The second half of the show was essentially a truncated but satisfying concert by that irresistible, cosmopolitan pop band, whose members were loudly welcomed by a large number of their fans. Morlot was wise to include the group and give it a wide berth in addition to breaking in “Savana.”
“Sonic Evolution” opened with Vladimir Nikolaev’s dazzling “The Sinewaveland: Homage to Jimi Hendrix,” which included a flood of bent notes on bowed strings, thunderous percussion, and haunting echoes of Hendrix’s majestic textures, bluesy groans and ethereal splendor.
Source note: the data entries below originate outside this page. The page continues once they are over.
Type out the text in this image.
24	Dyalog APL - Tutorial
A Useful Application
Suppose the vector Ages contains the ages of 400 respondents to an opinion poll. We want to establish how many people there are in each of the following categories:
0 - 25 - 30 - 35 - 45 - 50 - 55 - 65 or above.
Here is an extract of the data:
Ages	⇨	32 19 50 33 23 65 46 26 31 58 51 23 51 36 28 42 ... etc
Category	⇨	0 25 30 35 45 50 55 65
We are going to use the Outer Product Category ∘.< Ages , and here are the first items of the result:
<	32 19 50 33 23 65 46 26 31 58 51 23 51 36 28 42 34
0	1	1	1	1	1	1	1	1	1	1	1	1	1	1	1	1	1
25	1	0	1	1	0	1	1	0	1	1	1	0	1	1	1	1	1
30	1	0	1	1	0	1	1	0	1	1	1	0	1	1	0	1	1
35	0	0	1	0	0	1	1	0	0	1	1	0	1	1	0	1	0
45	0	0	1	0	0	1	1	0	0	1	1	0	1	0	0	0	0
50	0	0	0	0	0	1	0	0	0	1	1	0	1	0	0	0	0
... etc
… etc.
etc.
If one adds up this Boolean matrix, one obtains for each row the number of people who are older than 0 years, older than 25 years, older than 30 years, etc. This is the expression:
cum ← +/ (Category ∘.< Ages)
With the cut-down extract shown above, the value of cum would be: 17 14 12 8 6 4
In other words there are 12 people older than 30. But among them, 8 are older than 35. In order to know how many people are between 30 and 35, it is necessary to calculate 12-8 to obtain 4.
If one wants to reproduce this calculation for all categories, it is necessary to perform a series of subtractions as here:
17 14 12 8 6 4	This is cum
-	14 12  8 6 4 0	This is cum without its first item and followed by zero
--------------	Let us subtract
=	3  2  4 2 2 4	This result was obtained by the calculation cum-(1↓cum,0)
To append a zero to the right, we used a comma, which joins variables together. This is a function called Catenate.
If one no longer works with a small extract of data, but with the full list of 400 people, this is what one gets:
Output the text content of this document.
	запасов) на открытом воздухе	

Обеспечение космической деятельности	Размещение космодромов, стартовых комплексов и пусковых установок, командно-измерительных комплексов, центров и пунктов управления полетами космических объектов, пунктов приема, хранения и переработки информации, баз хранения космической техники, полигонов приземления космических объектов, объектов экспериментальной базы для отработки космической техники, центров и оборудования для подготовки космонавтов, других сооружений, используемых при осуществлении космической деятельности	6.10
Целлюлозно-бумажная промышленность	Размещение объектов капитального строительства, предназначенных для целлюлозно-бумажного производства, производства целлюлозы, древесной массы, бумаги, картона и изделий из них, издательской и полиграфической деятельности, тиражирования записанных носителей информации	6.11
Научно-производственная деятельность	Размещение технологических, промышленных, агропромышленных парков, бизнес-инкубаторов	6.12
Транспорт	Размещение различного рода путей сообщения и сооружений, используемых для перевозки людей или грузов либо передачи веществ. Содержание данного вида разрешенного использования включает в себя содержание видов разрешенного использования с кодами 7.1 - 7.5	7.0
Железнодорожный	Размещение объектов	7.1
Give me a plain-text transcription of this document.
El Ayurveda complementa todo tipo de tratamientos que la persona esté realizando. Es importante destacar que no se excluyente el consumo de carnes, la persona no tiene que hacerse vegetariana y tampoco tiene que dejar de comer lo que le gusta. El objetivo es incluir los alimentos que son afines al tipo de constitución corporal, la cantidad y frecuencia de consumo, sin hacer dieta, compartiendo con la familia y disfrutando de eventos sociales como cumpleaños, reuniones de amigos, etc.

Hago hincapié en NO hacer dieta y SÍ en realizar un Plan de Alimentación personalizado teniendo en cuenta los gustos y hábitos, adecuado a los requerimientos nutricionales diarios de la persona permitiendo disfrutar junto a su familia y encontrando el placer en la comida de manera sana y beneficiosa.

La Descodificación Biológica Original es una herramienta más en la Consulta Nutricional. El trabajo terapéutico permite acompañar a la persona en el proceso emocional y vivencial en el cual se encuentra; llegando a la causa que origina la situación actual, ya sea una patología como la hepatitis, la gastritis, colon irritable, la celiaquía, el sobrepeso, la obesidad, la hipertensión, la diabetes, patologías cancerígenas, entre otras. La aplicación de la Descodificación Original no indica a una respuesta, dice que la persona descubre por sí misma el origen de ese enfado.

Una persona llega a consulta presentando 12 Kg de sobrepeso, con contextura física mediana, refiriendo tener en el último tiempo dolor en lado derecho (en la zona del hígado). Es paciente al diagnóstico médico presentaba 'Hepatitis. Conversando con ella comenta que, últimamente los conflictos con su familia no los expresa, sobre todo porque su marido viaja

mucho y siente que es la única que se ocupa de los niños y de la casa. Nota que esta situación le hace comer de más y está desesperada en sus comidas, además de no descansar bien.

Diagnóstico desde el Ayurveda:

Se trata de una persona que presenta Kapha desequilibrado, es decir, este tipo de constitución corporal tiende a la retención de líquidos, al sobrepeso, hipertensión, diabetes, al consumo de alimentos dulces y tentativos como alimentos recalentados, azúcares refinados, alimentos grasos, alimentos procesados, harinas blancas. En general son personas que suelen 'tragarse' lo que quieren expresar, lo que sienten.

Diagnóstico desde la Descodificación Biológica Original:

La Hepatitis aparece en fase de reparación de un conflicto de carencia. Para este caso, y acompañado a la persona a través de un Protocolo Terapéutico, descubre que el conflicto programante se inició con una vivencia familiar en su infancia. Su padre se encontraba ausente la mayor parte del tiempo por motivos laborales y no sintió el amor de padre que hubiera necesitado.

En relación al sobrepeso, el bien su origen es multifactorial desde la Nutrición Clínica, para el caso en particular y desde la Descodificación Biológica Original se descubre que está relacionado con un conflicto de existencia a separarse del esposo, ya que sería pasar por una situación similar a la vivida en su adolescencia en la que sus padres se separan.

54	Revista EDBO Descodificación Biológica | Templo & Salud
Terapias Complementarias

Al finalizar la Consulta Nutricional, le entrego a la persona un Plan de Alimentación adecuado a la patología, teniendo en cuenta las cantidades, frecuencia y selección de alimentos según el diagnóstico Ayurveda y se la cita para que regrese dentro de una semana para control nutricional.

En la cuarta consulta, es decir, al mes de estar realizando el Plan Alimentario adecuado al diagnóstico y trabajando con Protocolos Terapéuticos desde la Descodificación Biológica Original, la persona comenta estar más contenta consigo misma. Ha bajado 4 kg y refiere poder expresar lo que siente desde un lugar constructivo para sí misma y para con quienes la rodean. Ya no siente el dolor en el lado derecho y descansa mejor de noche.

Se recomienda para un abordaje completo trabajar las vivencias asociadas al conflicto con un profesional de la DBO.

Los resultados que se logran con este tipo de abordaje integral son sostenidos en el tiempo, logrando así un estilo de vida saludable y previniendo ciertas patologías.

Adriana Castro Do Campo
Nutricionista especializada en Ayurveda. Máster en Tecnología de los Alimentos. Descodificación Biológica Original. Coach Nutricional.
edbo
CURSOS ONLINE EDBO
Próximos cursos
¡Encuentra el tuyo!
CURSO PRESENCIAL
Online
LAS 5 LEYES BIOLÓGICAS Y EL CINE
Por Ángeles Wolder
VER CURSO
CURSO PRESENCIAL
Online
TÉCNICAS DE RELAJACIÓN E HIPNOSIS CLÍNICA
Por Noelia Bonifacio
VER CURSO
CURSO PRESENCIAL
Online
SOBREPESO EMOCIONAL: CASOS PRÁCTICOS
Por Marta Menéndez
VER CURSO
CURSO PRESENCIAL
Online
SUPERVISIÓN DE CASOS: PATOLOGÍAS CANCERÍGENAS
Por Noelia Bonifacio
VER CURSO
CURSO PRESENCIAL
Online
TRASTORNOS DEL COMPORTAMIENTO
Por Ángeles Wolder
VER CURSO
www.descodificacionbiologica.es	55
Seattle trumpeter-composer Cuong Vu and his band joined the orchestra to play Vu’s “ONE,” a powerful homage to Jones. Initially anchored by piano, the piece soon evolved into a broad dialogue between the core jazz instruments and then between entire sections. Vu’s own ferocious solo almost seemed to choke his horn before “ONE” settled into an Aaron Copland-like augustness.
William Brittelle’s “Obituary Birthday: A Requiem for Kurt Cobain” was a kaleidoscopic drama of protean themes, some epic, some small, floating or urgent. Fragmented melodies and a restless brilliance captured something of Cobain’s artistry and, perhaps, Brittelle’s take on the man himself.
All the composers took a bow, adding a nice touch to the overall sense of artist and audience inclusiveness “Sonic Evolution” inspired.